Certaines études sur le comportement collectif des animaux, par exemple, montrent que certaines structures de réseau ne sont tout simplement pas optimales dans leur construction, car elles conduisent les bancs, les ruches ou les troupeaux à l’effondrement, à la faim ou à la mort.

Un exemple typique est la spirale dite de la mort, un phénomène observé chez certaines espèces de fourmis légionnaires et considéré comme un effet secondaire de la structure auto-organisationnelle des colonies. Il se produit lorsqu’un groupe de fourmis à la recherche de nourriture perd la trace des phéromones, substances utilisées par de nombreux organismes vivants pour communiquer chimiquement avec d’autres spécimens de l’espèce. Isolées du groupe principal, les fourmis commencent à se suivre les unes les autres et à tourner en rond, régulièrement, parfois même jusqu’à la mort par épuisement.

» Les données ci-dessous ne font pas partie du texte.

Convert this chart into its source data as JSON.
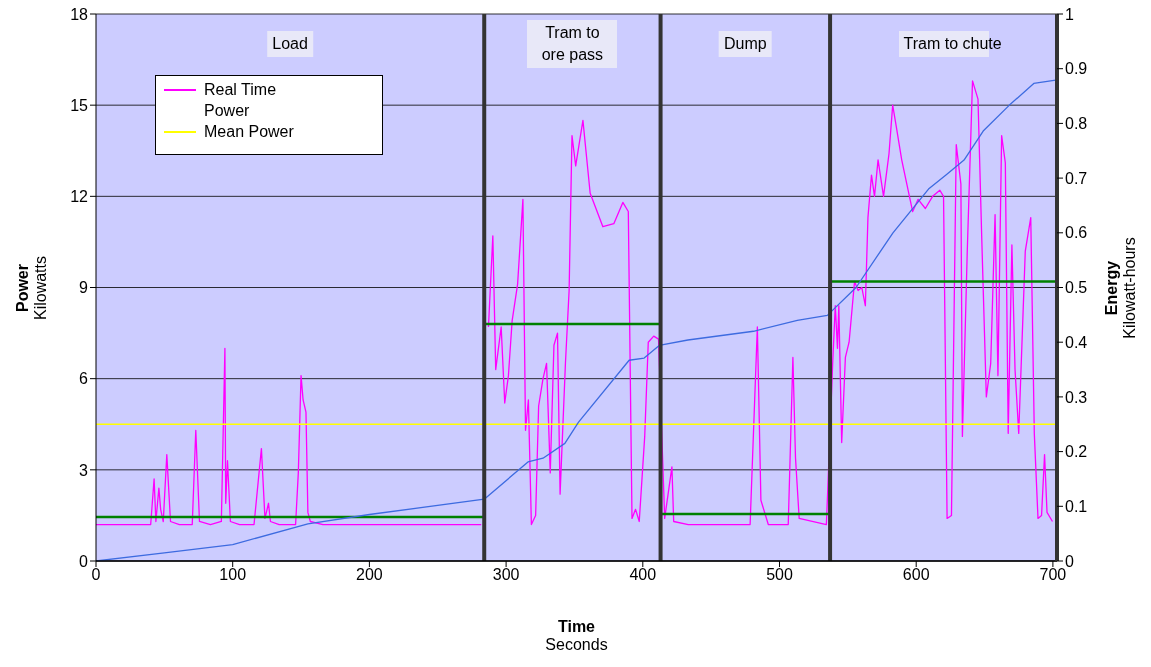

Le débat sur les réformes qui concernent les entreprises technologiques, conclut DiResta, est aujourd’hui dans une impasse car il est le plus souvent traité de manière simpliste et réduit en termes de «liberté d’expression contre censure». La lutte contre la formation de "groupes" individuels ou la vérification d’une nouvelle théorie du complot laisse fondamentalement inchangées les structures de réseau et les incitations qui favorisent la diffusion de ce contenu. Et il devient d’ailleurs une sorte de «jeu de la taupe» avec d’autres conséquences politiques négatives, car chaque contenu examiné devient à son tour objet de polarisation.

Essayer d’obtenir des entreprises plus de transparence et plus d’informations sur le fonctionnement technique des plates-formes - des informations qui, pour diverses raisons, y compris la concurrence, les entreprises n’ont aucun intérêt à rendre publiques - cela permettrait de développer des débats beaucoup plus solides, poursuit DiResta. Et il favoriserait des discussions publiques axées sur les mesures techniques à introduire - éliminer la fonction des sujets de tendance, par exemple, ou limiter le nombre maximum d’abonnés - pour promouvoir ou prévenir certains comportements en ligne.